45% A 60% O IMPACTO DOS DETERMINANTES SOCIAIS NA SAÚDE DAS PESSOAS, 10 ANOS SOBRE A PUBLICAÇÃO DO RELATÓRIO DA OMS " CLOSING THE GAP IN A GENERATION"


Em 2018 passam 10 anos sobre a apresentação do relatório “Closing the gap in a generation: Health equity through action on the social determinants of health” traduzido para português como “Redução das desigualdades no período de uma geração: Igualdade na saúde através da ação sobre os seus determinantes sociais” (aqui) elaborado pela Comissão para os Determinantes Sociais da Saúde, criada em 2005 por iniciativa do secretário-geral da Organização Mundial da Saúde (OMS) JW Lee (aqui).

A Comissão liderada pelo Professor Michael Marmot foi incumbida de recolher, sistematizar e sintetizar a informação disponível sobre os determinantes sociais da saúde e o seu impacto nas desigualdades na saúde, produzindo recomendações para a ação sobre as desigualdades no período de uma geração.
A OMS definiu os determinantes sociais da saúde como os fatores que impactam a saúde e o bem-estar: as circunstâncias em que, nascemos, crescemos, vivemos, trabalhamos e envelhecemos. Incluem o rendimento e a distribuição do rendimento, a educação, a habitação, a segurança alimentar, o emprego e as condições de trabalho, o desemprego e a segurança no trabalho, a rede social, a inclusão e a exclusão social, os serviços de saúde.

Após a publicação do relatório, sucederam-se as tomadas de posição, das quais salientamos: em 2011 a Conferência Mundial sobre Determinantes Sociais da Saúde organizada pela OMS no Rio de Janeiro no dia 21 de outubro, durante a qual os 125 países participante aprovaram a Declaração Política do Rio sobre Determinantes Sociais da Saúde (aqui), onde se comprometiam a implementar uma abordagem sobre os determinantes sociais da saúde com o objetivo reduzir as desigualdades em saúde; em Maio de 2012 a 65.ª Assembleia Mundial de Saúde, onde os países presentes aprovaram a Declaração do Rio e as suas recomendações, tomando medidas para apoiar as 5 ações prioritárias recomendadas na declaração e finalmente aprovação por parte da Associação Médica Mundial (AMM) da Declaração de Oslo sobre os Determinantes Sociais da Saúde, revista e atualizada, adotada durante a 66ª Assembleia Geral da AMM (aqui), em Moscovo na Rússia em outubro de 2015 onde se estabelece a importância dos determinantes sociais de saúde na ação dos médicos, das Associações Médicas nacionais e da AMM.

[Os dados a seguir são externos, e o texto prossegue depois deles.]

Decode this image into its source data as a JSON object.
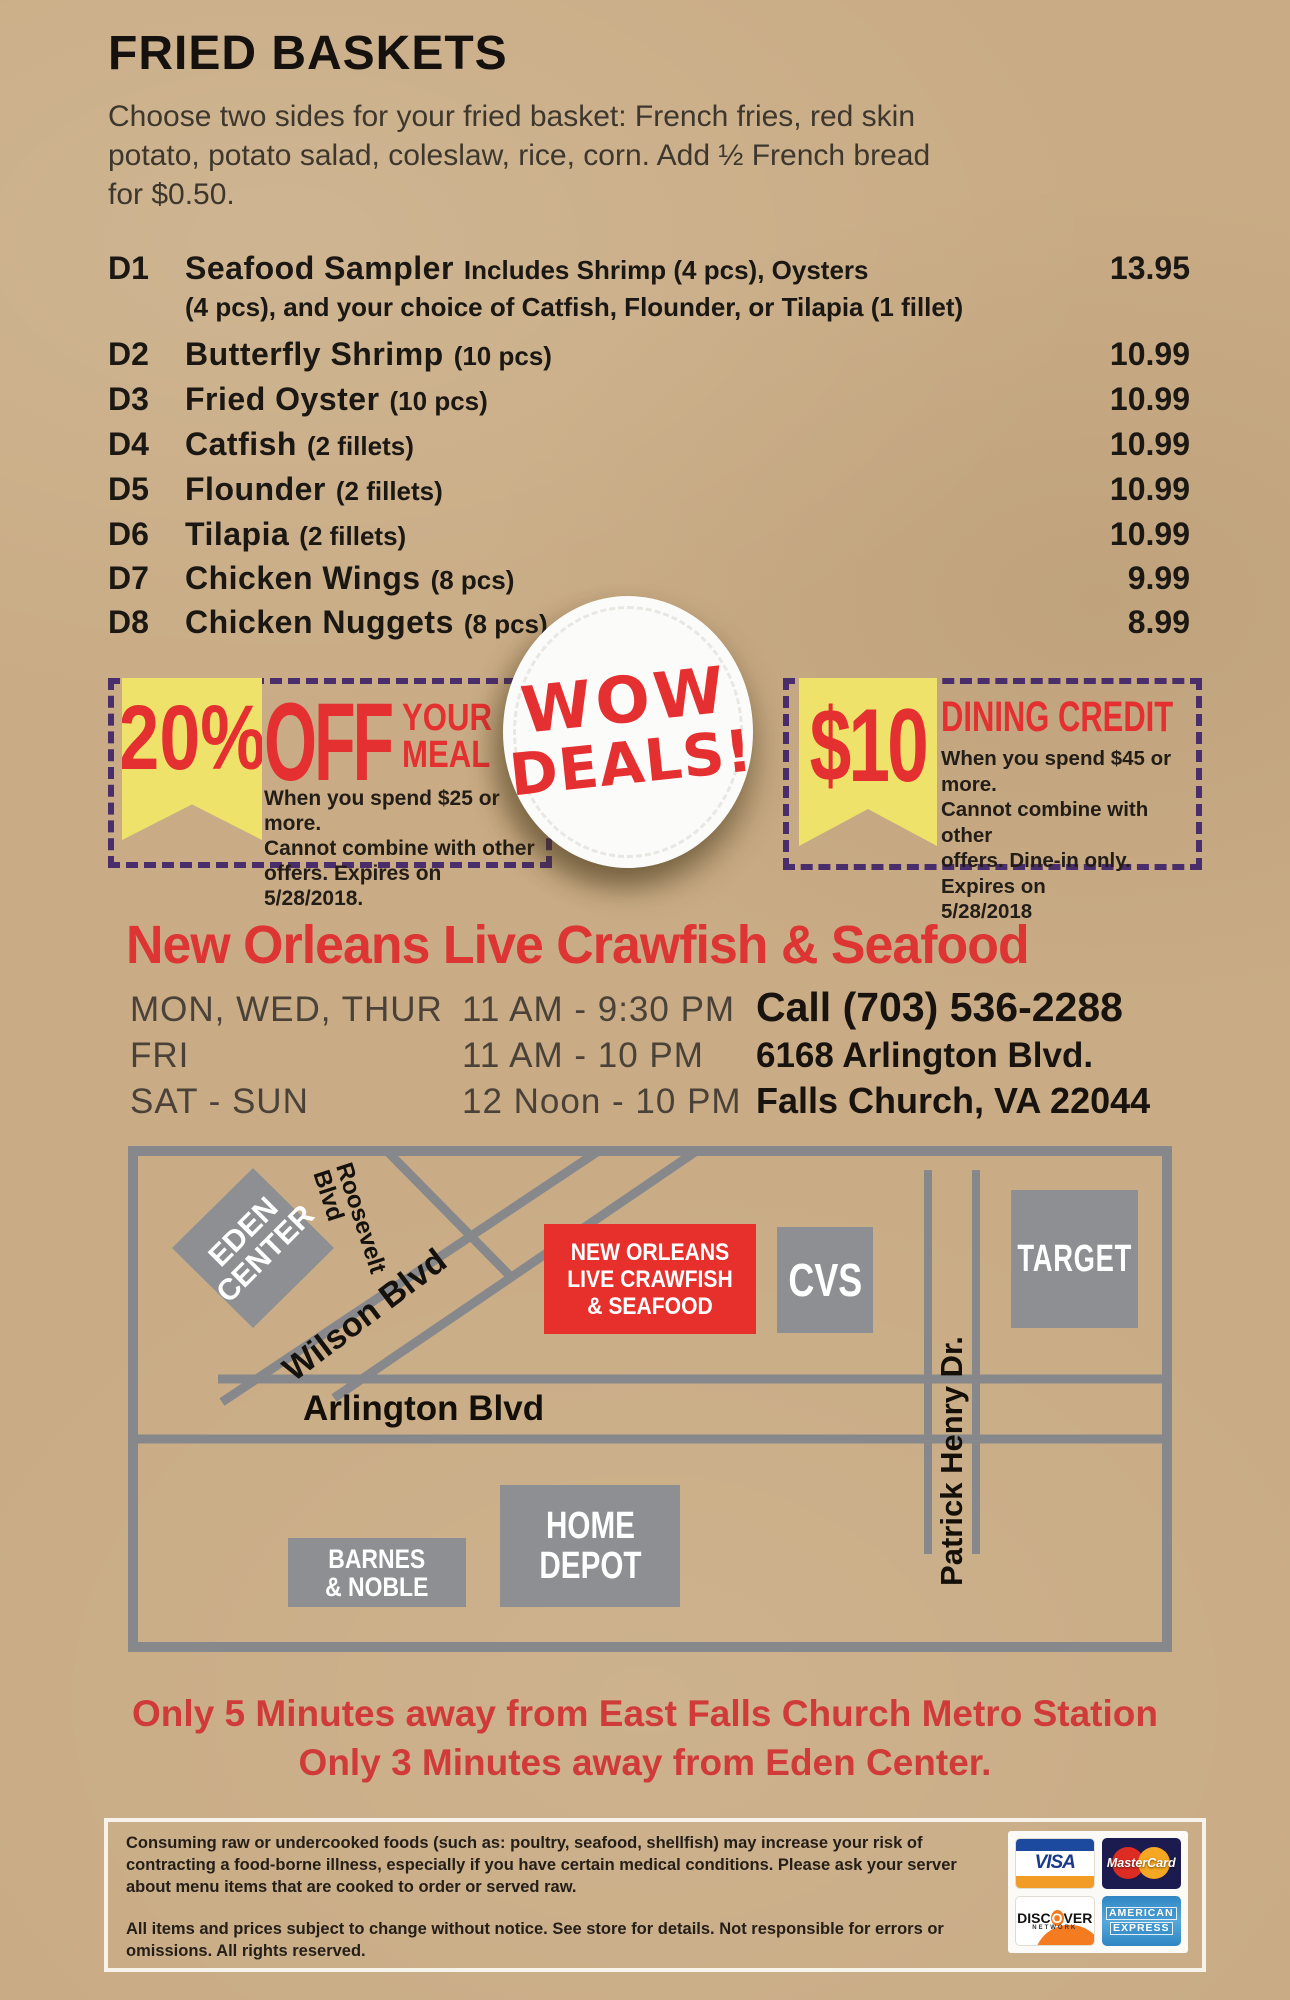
{
  "colors": {
    "accent_red": "#e43030",
    "coupon_yellow": "#efe26a",
    "coupon_purple": "#4a2d6b",
    "map_grey": "#8d8f92",
    "kraft_bg": "#c9ac85"
  },
  "fried_baskets": {
    "title": "FRIED BASKETS",
    "intro": [
      "Choose two sides for your fried basket: French fries, red skin",
      "potato, potato salad, coleslaw, rice, corn.  Add ½ French bread",
      "for $0.50."
    ],
    "items": [
      {
        "code": "D1",
        "name": "Seafood Sampler",
        "desc": "Includes  Shrimp (4 pcs), Oysters",
        "desc2": "(4 pcs), and your choice of Catfish, Flounder, or Tilapia (1 fillet)",
        "price": "13.95"
      },
      {
        "code": "D2",
        "name": "Butterfly Shrimp",
        "desc": "(10 pcs)",
        "price": "10.99"
      },
      {
        "code": "D3",
        "name": "Fried Oyster",
        "desc": "(10 pcs)",
        "price": "10.99"
      },
      {
        "code": "D4",
        "name": "Catfish",
        "desc": "(2 fillets)",
        "price": "10.99"
      },
      {
        "code": "D5",
        "name": "Flounder",
        "desc": "(2 fillets)",
        "price": "10.99"
      },
      {
        "code": "D6",
        "name": "Tilapia",
        "desc": "(2 fillets)",
        "price": "10.99"
      },
      {
        "code": "D7",
        "name": "Chicken Wings",
        "desc": "(8 pcs)",
        "price": "9.99"
      },
      {
        "code": "D8",
        "name": "Chicken Nuggets",
        "desc": "(8 pcs)",
        "price": "8.99"
      }
    ]
  },
  "coupons": {
    "left": {
      "big": "20%",
      "off": "OFF",
      "your": "YOUR",
      "meal": "MEAL",
      "lines": [
        "When you spend $25 or more.",
        "Cannot combine with other",
        "offers. Expires on 5/28/2018."
      ]
    },
    "badge": {
      "line1": "WOW",
      "line2": "DEALS!"
    },
    "right": {
      "big": "$10",
      "title": "DINING CREDIT",
      "lines": [
        "When you spend $45 or more.",
        "Cannot combine with other",
        "offers. Dine-in only. Expires on",
        "5/28/2018"
      ]
    }
  },
  "restaurant": {
    "name": "New Orleans Live Crawfish & Seafood",
    "hours": [
      {
        "days": "MON, WED, THUR",
        "time": "11 AM - 9:30 PM"
      },
      {
        "days": "FRI",
        "time": "11 AM - 10 PM"
      },
      {
        "days": "SAT - SUN",
        "time": "12 Noon - 10 PM"
      }
    ],
    "phone": "Call (703) 536-2288",
    "address1": "6168 Arlington Blvd.",
    "address2": "Falls Church, VA 22044"
  },
  "map": {
    "eden1": "EDEN",
    "eden2": "CENTER",
    "roosevelt1": "Roosevelt",
    "roosevelt2": "Blvd",
    "wilson": "Wilson Blvd",
    "arlington": "Arlington Blvd",
    "patrick": "Patrick Henry Dr.",
    "restaurant1": "NEW ORLEANS",
    "restaurant2": "LIVE CRAWFISH",
    "restaurant3": "& SEAFOOD",
    "cvs": "CVS",
    "target": "TARGET",
    "home1": "HOME",
    "home2": "DEPOT",
    "barnes1": "BARNES",
    "barnes2": "& NOBLE"
  },
  "footer_notes": {
    "line1": "Only 5 Minutes away from East Falls Church Metro Station",
    "line2": "Only 3 Minutes away from Eden Center."
  },
  "disclaimer": {
    "p1": "Consuming raw or undercooked foods (such as: poultry, seafood, shellfish) may increase your risk of contracting a food-borne illness, especially if you have certain medical conditions. Please ask your server about menu items that are cooked to order or served raw.",
    "p2": "All items and prices subject to change without notice.  See store for details. Not responsible for errors or omissions.  All rights reserved."
  },
  "cards": {
    "visa": "VISA",
    "mastercard": "MasterCard",
    "discover_pre": "DISC",
    "discover_o": "O",
    "discover_post": "VER",
    "discover_sub": "NETWORK",
    "amex1": "AMERICAN",
    "amex2": "EXPRESS"
  }
}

Em 2018, 10 anos passados sobre o relatório da Comissão para os Determinantes Sociais da Saúde, a injustiça social continua a matar em larga escala, as desigualdades na forma como nascemos, crescemos, vivemos, trabalhamos e envelhecemos estão bem visíveis nas desigualdades na esperança de vida à nascença entre países (aqui), uma criança nascida na Serra Leoa tem uma expectativa média de vida de 50,1 anos, enquanto uma criança nascida no Japão tem uma esperança de vida à nascença de mais 33.6 anos (83.7), cerca de 1 geração e meia mais que um país de renda baixa, entre regiões ou mesmo dentro de uma cidade, são bem conhecidas as diferenças de esperança de vida entre os habitantes da cidade de Glasgow (aqui), onde existe uma diferença de 15 anos na esperança de vida à nascença para os homens que nasceram nos bairros mais desfavorecidos (66.2 – 81.7) e de 11 anos (73.1-84.1) para as mulheres, sensivelmente a mesma esperança de vida à nascença de um homem nascido na Índia (66.9) ou na Coreia do Norte (67. O mesmo acontece nas cidades de Filadélfia (aqui) ou em Miami (aqui).


Podem até existir algumas controvérsias acerca de qual é magnitude dos determinantes sociais na saúde das pessoas e das comunidades, mas como bem retrata a compilação do King´s Fund (aqui), têm um peso enorme na saúde das pessoas, variando de acordo com os estudos entre 45% a 60% no peso total dos determinantes da saúde humana. Sendo em conjunto com a universalização dos cuidados de saúde, determinantes essenciais para melhorar o estado de saúde das populações e reduzir as desigualdades em saúde.

Em Portugal necessitamos de mais estudo e de mais atenção das autoridades nacionais e da academia para conhecermos melhor os fatores que impactam a saúde e o bem-estar: as circunstâncias em que, nascemos, crescemos, vivemos, trabalhamos e envelhecemos, em vez de focarmos a discussão sobre o funcionamento dos serviços de saúde.